Even before the pandemic, Horvick said, local voters were upset about the homelessness crisis and the rising cost of housing. He said he thinks voters are “more frustrated by [Wheeler’s] inability to stop the protests, not his ability to accommodate the protests,” a view closer to Iannarone’s position.

It also doesn’t look like Iannarone will have a clear shot at Wheeler. On Tuesday, Gladu’s group, Next Up, announced through its action fund that it had endorsed the write-in campaign to elect Teressa Raiford as mayor. Raiford, who started Don’t Shoot Portland to seek more civilian oversight of police, finished third in the primary. Next Up says it mobilized volunteers to send out tens of thousands of texts and phone calls aiding candidates in the primary and plans to do it again in advance of the election.

Another big unknown in the election is how the city’s more conservative voters will react. Republicans only make up about a tenth of the city’s voting rolls, but non-affiliated voters, including some who lean toward the GOP, can have an influence in close races.

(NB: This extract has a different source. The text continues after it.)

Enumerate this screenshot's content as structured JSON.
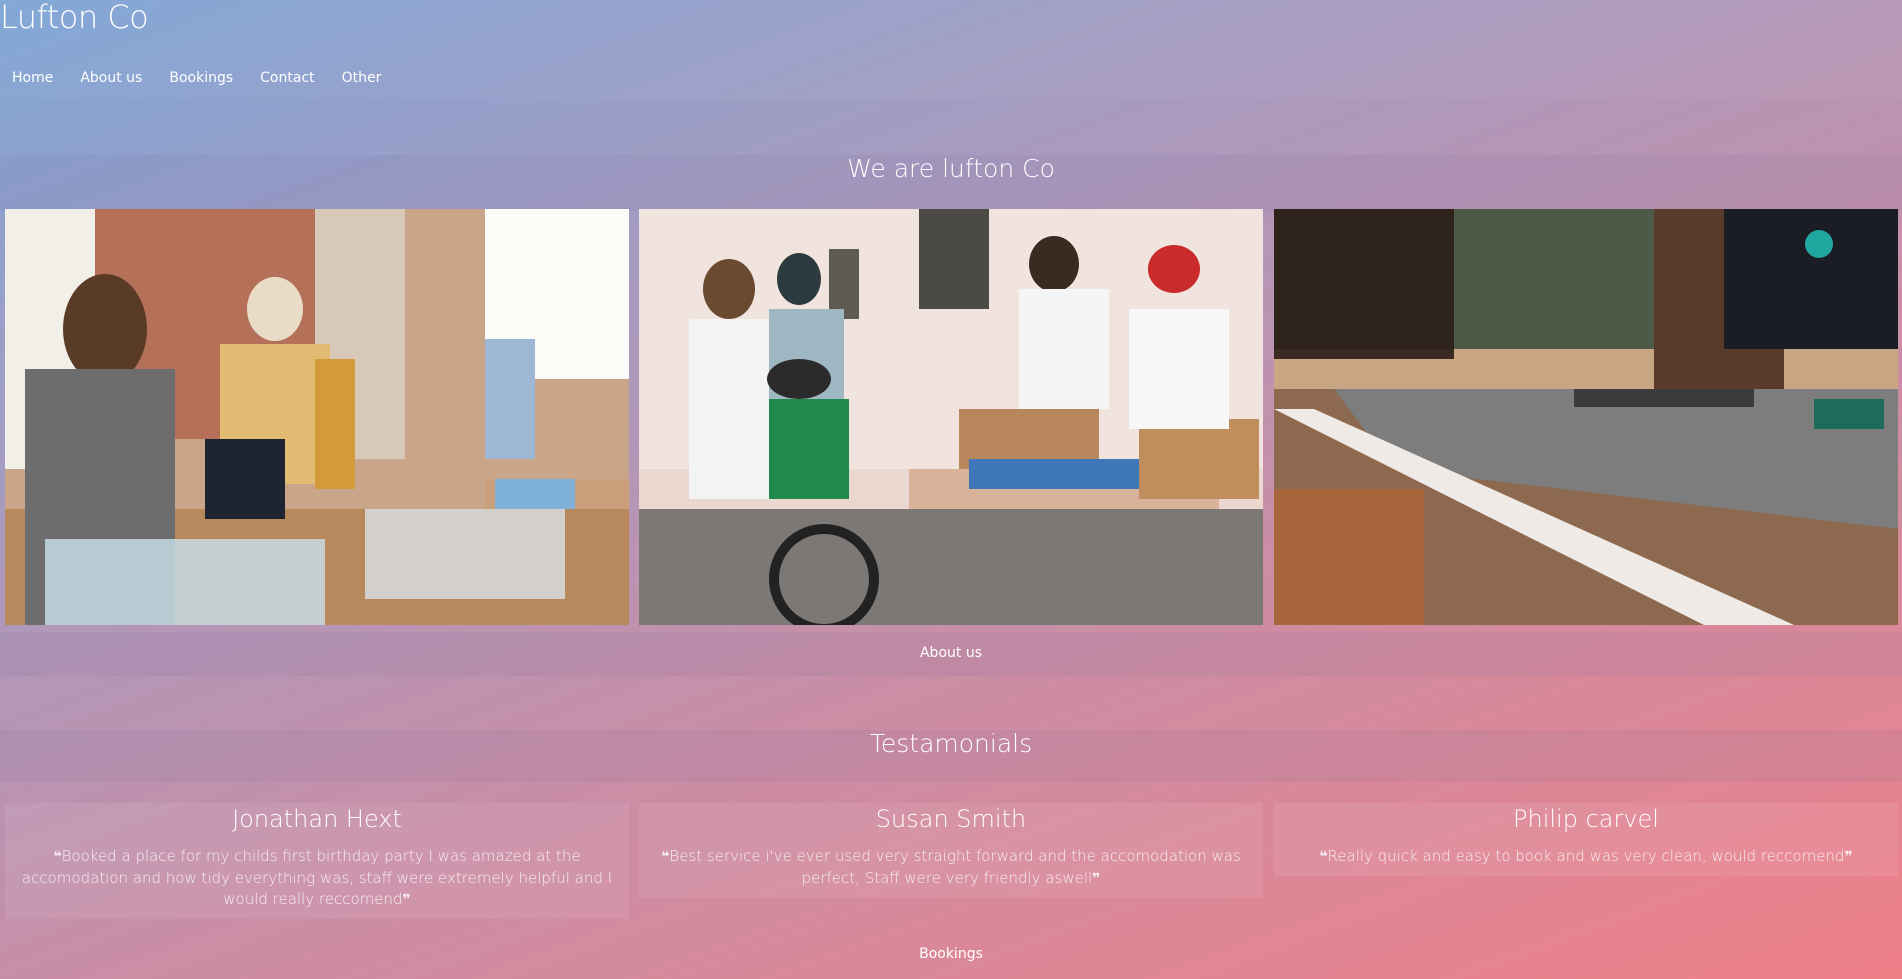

Wheeler is the more moderate of the three candidates for mayor. Still, these unprecedented times throw all political calculus into confusion.

Tim Nashif, a businessman long active in the Oregon Republican Party, said that as a lifelong Portlander, he’s long been pragmatic in understanding the limited influence he could have on city politics. He voted for Wheeler in the primary, dismissing the choice of Iannarone as a “left-wing defund-the-police socialist.”

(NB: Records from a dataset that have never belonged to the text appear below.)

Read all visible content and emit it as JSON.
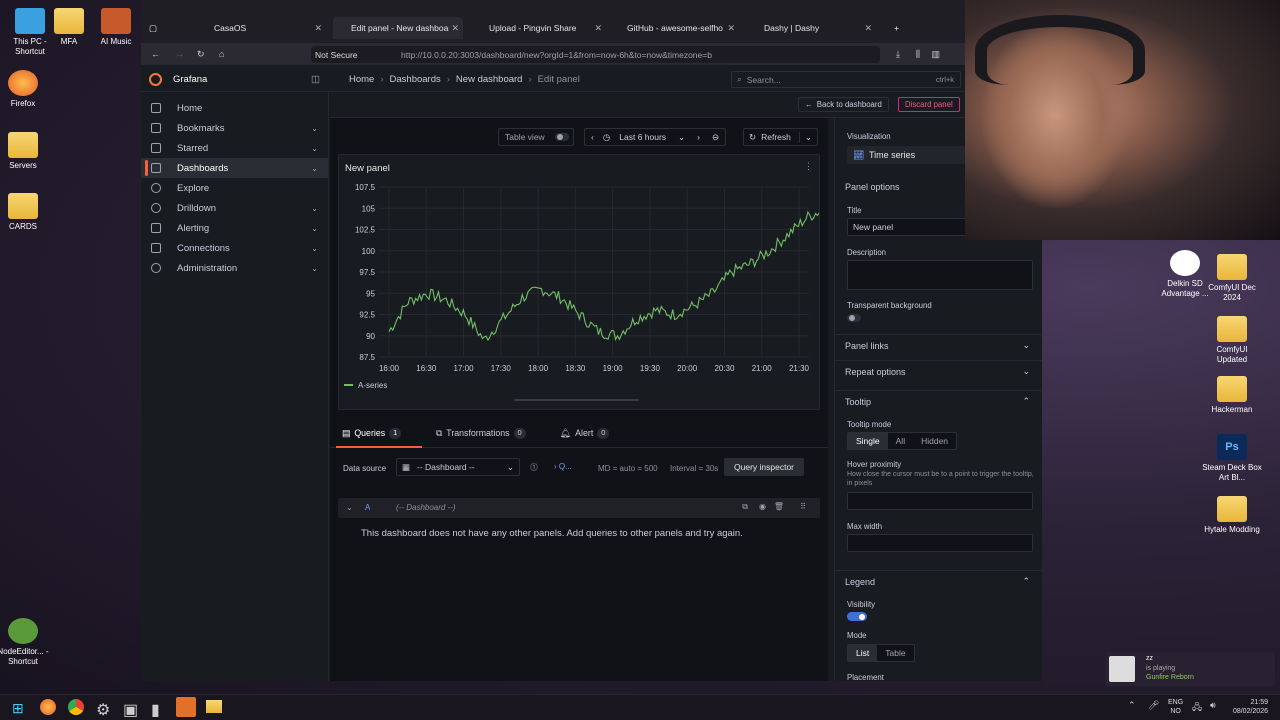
{
  "desktop": {
    "left_icons": [
      {
        "label": "This PC - Shortcut"
      },
      {
        "label": "Firefox"
      },
      {
        "label": "Servers"
      },
      {
        "label": "CARDS"
      },
      {
        "label": "NodeEditor... - Shortcut"
      }
    ],
    "top_icons": [
      {
        "label": "MFA"
      },
      {
        "label": "AI Music"
      }
    ],
    "right_icons": [
      {
        "label": "Delkin SD Advantage ..."
      },
      {
        "label": "ComfyUI Dec 2024"
      },
      {
        "label": "ComfyUI Updated"
      },
      {
        "label": "Hackerman"
      },
      {
        "label": "Steam Deck Box Art Bl..."
      },
      {
        "label": "Hytale Modding"
      }
    ]
  },
  "browser": {
    "tabs": [
      {
        "label": "CasaOS"
      },
      {
        "label": "Edit panel - New dashboard -"
      },
      {
        "label": "Upload - Pingvin Share"
      },
      {
        "label": "GitHub - awesome-selfhosted"
      },
      {
        "label": "Dashy | Dashy"
      }
    ],
    "security": "Not Secure",
    "url": "http://10.0.0.20:3003/dashboard/new?orgId=1&from=now-6h&to=now&timezone=b"
  },
  "grafana": {
    "brand": "Grafana",
    "breadcrumb": [
      "Home",
      "Dashboards",
      "New dashboard",
      "Edit panel"
    ],
    "search_placeholder": "Search...",
    "search_shortcut": "ctrl+k",
    "nav": [
      {
        "label": "Home"
      },
      {
        "label": "Bookmarks"
      },
      {
        "label": "Starred"
      },
      {
        "label": "Dashboards"
      },
      {
        "label": "Explore"
      },
      {
        "label": "Drilldown"
      },
      {
        "label": "Alerting"
      },
      {
        "label": "Connections"
      },
      {
        "label": "Administration"
      }
    ],
    "back_label": "Back to dashboard",
    "discard_label": "Discard panel",
    "table_view": "Table view",
    "time_range": "Last 6 hours",
    "refresh": "Refresh",
    "panel_title": "New panel",
    "tabs": [
      {
        "label": "Queries",
        "count": "1"
      },
      {
        "label": "Transformations",
        "count": "0"
      },
      {
        "label": "Alert",
        "count": "0"
      }
    ],
    "data_source_label": "Data source",
    "data_source_value": "-- Dashboard --",
    "query_meta": "MD = auto = 500",
    "interval": "Interval = 30s",
    "query_inspector": "Query inspector",
    "query_ref": "A",
    "query_ds": "(-- Dashboard --)",
    "query_message": "This dashboard does not have any other panels. Add queries to other panels and try again.",
    "options": {
      "visualization_label": "Visualization",
      "visualization_value": "Time series",
      "panel_options": "Panel options",
      "title_label": "Title",
      "title_value": "New panel",
      "description_label": "Description",
      "transparent_label": "Transparent background",
      "panel_links": "Panel links",
      "repeat_options": "Repeat options",
      "tooltip": "Tooltip",
      "tooltip_mode": "Tooltip mode",
      "tooltip_modes": [
        "Single",
        "All",
        "Hidden"
      ],
      "hover_proximity": "Hover proximity",
      "hover_help": "How close the cursor must be to a point to trigger the tooltip, in pixels",
      "max_width": "Max width",
      "legend": "Legend",
      "visibility": "Visibility",
      "mode": "Mode",
      "modes": [
        "List",
        "Table"
      ],
      "placement": "Placement"
    }
  },
  "notification": {
    "title": "zz",
    "line1": "is playing",
    "line2": "Gunfire Reborn"
  },
  "tray": {
    "lang1": "ENG",
    "lang2": "NO",
    "time": "21:59",
    "date": "08/02/2026"
  },
  "chart_data": {
    "type": "line",
    "series": [
      {
        "name": "A-series",
        "color": "#73bf69"
      }
    ],
    "x_ticks": [
      "16:00",
      "16:30",
      "17:00",
      "17:30",
      "18:00",
      "18:30",
      "19:00",
      "19:30",
      "20:00",
      "20:30",
      "21:00",
      "21:30"
    ],
    "y_ticks": [
      "107.5",
      "105",
      "102.5",
      "100",
      "97.5",
      "95",
      "92.5",
      "90",
      "87.5"
    ],
    "ylim": [
      87.5,
      107.5
    ],
    "grid": true,
    "legend": "bottom-left",
    "x": [
      "16:00",
      "16:15",
      "16:30",
      "16:45",
      "17:00",
      "17:15",
      "17:30",
      "17:45",
      "18:00",
      "18:15",
      "18:30",
      "18:45",
      "19:00",
      "19:15",
      "19:30",
      "19:45",
      "20:00",
      "20:15",
      "20:30",
      "20:45",
      "21:00",
      "21:15",
      "21:30",
      "21:45"
    ],
    "values": [
      90.5,
      94,
      95,
      94.2,
      92.5,
      89.5,
      92,
      94.5,
      95.5,
      94.5,
      92.5,
      90.5,
      90,
      92,
      93,
      92.5,
      93.5,
      95,
      97.5,
      98.5,
      100,
      102,
      104,
      105
    ]
  }
}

But long before Trump spoke out about the Portland protests, Nashif said he became angered that Wheeler hasn’t done more to arrest and prosecute demonstrators breaking the law.

“I think he’s scared to death he’s losing his base” to Iannarone, Nashif said.

He’s struggling with how to vote in the mayor’s race.

“I’m looking at how he’s doing and the politics he plays,” Nashif said, “and it’s almost impossible for me to color that portion of the ballot.”